Heinzel loves animals and knew from a young age that she wanted to be a zookeeper, a farmer or a veterinarian. Her love for horses led her to join FFA as a junior in high school. It was through FFA that she met her first dairy farmer and milked a cow for the first time in 2018.

“That is when I fell in love with the dairy industry,” Heinzel said. “I love cows. They’re great animals, and I love the people who work with cows. Dairy farmers are some of the most passionate people on the planet.”

Throughout her time in the agricultural industry, Heinzel said dairy farmers have been a helping hand, ensuring she got the opportunities she needed to keep moving forward in the industry.

“I’m lucky to have met so many people through the dairy world and agriculture in general who wanted me to succeed,” Heinzel said. “I could give you a list a mile long of all the people who have helped me be the person I am today, and I am so grateful for all of them.”

Heinzel studied dairy science at the University of Wisconsin-River Falls for 1.5 years. When the coronavirus pandemic began, Heinzel was sent home. The time away from school forced her to reevaluate her priorities.

“I was able to start milking cows more consistently, and I wasn’t sure if I wanted to go back to college,” Heinzel said. “I wasn’t ready to give up on school, but I didn’t know what my next steps were.”

That was when she decided to enroll in the Farm and Industry Short Course at the University of Wisconsin-Madison.
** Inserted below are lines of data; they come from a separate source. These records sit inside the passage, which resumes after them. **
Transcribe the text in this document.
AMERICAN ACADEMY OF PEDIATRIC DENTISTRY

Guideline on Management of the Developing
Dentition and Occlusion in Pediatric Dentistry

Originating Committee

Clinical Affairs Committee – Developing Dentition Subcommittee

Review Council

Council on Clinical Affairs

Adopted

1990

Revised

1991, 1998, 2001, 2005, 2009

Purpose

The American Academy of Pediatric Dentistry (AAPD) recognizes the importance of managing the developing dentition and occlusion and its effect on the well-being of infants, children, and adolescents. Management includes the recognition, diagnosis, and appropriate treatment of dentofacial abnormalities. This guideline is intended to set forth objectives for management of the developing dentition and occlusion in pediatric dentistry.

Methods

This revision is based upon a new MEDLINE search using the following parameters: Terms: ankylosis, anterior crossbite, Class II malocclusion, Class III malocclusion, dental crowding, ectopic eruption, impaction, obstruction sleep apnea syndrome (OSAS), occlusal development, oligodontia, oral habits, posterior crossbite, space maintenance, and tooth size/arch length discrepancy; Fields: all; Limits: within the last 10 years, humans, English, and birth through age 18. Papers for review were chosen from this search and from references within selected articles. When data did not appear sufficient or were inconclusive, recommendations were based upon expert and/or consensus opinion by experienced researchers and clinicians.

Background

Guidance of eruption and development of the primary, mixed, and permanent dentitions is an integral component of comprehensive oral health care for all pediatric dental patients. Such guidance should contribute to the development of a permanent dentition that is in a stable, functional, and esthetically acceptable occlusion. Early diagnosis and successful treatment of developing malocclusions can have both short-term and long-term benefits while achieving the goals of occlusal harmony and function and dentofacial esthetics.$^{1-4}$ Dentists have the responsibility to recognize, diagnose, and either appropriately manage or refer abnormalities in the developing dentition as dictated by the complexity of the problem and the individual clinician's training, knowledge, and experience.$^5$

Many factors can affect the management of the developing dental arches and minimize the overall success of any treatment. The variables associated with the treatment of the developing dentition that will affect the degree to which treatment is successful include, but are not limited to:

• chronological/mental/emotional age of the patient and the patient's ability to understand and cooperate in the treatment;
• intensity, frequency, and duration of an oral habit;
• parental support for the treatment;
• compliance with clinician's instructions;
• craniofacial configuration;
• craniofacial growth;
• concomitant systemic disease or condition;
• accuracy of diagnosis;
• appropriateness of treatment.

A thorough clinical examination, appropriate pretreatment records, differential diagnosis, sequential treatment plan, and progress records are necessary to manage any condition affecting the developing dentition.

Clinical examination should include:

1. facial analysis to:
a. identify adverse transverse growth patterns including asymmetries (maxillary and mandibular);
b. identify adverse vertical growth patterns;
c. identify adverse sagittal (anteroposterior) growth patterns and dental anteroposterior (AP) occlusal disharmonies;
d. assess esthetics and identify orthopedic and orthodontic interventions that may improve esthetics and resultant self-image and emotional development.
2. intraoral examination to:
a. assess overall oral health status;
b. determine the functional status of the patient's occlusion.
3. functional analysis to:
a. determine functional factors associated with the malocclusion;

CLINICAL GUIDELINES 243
“That was phenomenal for my education,” Heinzel said. “I loved seeing all the research happening firsthand and getting to work with the cows. One of my favorite things was having a lecture on the top floor of the dairy cattle building and then going downstairs to work cowside in the lab. It was great.”

Heinzel graduated from the short course in 2022 with certificates in agribusiness management and dairy farm management. She then reapplied to UW-Madison to pursue a bachelor’s degree with the belief that she was going to be a veterinarian. But that summer, while working at the state fair, she met a young lady whose job fascinated Heinzel. Meeting Alice in Dairyland for the first time was life-changing for this city girl.

“I was doing a milking demonstration and Taylor Schaefer, the 75th Alice in Dairyland, was out front talking with consumers and sharing information about the state’s $45.6 billion dairy industry,” Heinzel said. “Later that week, I got to milk cows on the news with Taylor. It was an incredibly impactful experience for me.”

That winter, Heinzel changed her major to life science communications.

“Everything I’ve done for the past two years has been with the thought of running for Alice,” Heinzel said.

Heinzel has held internships with the Farm and Industry Short Course and Professional Dairy Producers and worked with the Wisconsin State Fair Dairy Promotion Board.

She graduated from UW-Madison in May.

“As someone who didn’t grow up on a farm, I needed somebody like Alice when I was little,” Heinzel said. “It does feel like there can be a lot of obstacles to getting into the dairy industry when you don’t grow up in it.”

Heinzel is passionate about getting youth involved in 4-H and FFA.

“That’s an important experience,” she said. “Finding that connection to agriculture and to the land in our local communities is why I wanted to be Alice.”

Traveling the state to learn more not only about the dairy industry but the diversity in agriculture and sharing that with consumers is what Heinzel is most looking forward to in her role as Alice.

“Wisconsin has a booming snap bean industry, maple syrup and countless other specialty crops ranking top 10 in the nation that most people don’t even realize we grow here,” Heinzel said.

She also looks forward to promoting opportunities in the dairy industry.

“The opportunities in this industry are endless,” Heinzel said. “From farmers and vets to nutritionists and geneticists, we need all kinds. Having farm kids come back to the farm or industry is great, but also having people from the city and urban areas getting involved in our industry is so important.”

Heinzel is filled with excitement as she prepares to take over as the next Alice in Dairyland.

“Alice reaches people across the state, beyond state borders and even internationally, and I want to be a part of that connection for people,” Heinzel said. “I want to inspire others.”